Just six weeks ago when the Minister was preparing for the budget, he did not anticipate that there would be any significant change in his plans as they related to demographics. That change has turned out to be an underestimate of €60 million. He did not anticipate that change.

Did the Deputy say it was €60 million?

It was €75 million, actually. Will the Minister explain how that came about and how he was surprised, given his previous answer a month ago?

Indeed. Turning to the Deputy's point on the impact of demographics, the life expectancy of women in Ireland was 83.3 years in 2015 while it was 79.3 years for men. That was a large and welcome change compared with where we were a number of decades ago, but it all has consequences for the pre-commitments we need to make.

As to how this affects the budgetary process, between early September and early October, I have countless meetings with colleagues in government and the many civil servants who work with them. They make the case that our ability to fund day-to-day services needs to be increased.

In my experience, having done this over a number of years, when these figures are challenged or interrogated, there tends to be an increase in the provision that we need to make but it tends to be an awful lot lower than it is at the start of the budgetary process. It is fair to say that as I worked my way through budget 2020, I noted that the decrease was lower than had been the case in other budgets. We produced a forecast and update on what we believed the impact on demographics will be in the future on budget day and as we move through 2020 we must assess that paper and keep it in mind in the context of the preparation of next year's budget.

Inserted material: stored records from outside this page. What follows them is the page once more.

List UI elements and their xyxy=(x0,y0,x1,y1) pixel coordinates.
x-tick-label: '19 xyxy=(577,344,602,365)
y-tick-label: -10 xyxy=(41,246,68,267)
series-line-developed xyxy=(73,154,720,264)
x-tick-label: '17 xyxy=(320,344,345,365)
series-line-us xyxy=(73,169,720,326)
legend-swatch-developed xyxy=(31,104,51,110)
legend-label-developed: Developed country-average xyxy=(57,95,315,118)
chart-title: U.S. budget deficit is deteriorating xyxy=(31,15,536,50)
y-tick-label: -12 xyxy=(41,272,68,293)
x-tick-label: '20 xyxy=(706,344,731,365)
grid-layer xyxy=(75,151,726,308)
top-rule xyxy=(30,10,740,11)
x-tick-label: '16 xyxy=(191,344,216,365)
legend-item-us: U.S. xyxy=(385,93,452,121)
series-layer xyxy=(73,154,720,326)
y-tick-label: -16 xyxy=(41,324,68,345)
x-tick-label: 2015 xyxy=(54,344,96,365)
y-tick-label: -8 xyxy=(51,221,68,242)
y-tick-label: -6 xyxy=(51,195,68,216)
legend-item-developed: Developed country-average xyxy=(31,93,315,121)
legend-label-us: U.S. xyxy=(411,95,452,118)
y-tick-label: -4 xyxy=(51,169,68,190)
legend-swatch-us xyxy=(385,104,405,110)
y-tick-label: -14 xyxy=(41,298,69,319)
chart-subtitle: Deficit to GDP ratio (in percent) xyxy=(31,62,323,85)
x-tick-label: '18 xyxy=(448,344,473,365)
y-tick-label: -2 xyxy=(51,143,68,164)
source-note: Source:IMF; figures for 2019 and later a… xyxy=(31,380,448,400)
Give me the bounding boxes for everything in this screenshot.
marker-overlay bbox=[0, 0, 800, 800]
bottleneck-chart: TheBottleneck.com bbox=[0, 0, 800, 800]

I thank the Minister for that response. The issue is that the cost of demographics in the budget was underestimated by €60 million. Where is the Minister going to get that money? How is he going to make it up? To those in the Public Gallery and watching at home, €60 million is not a small chunk of change. Given that it would employ 1,200 primary school teachers or build 240 social houses, it is quite an underestimate. Where is the Minister going to pluck that money from?

That €60 million is then used to hire teachers, to make sure that we have the right number of special needs assistants and so on. It is really important to make clear that money that is used for demographics is not dead money in any way. It is used to make sure, for example, that we have the right amount of money available to meet our commitments to those who are entitled to a State pension this year who did not have one previously. It is going to fund new services or entitlements for citizens who are moving into a different phase of their lives. To make the case that this is money that is not being used in a way that is productive in our economy or good for our society, which is not the case that Deputy Lahart is making, is wrong.

That is not the case I am making.

Of course it is not, which is why I said what I said. The money is being used in ways that are important. Where does the money come from? It comes from, for example, the €3.4 billion package that was announced on budget day, approximately €400 million of which was funded by additional taxation.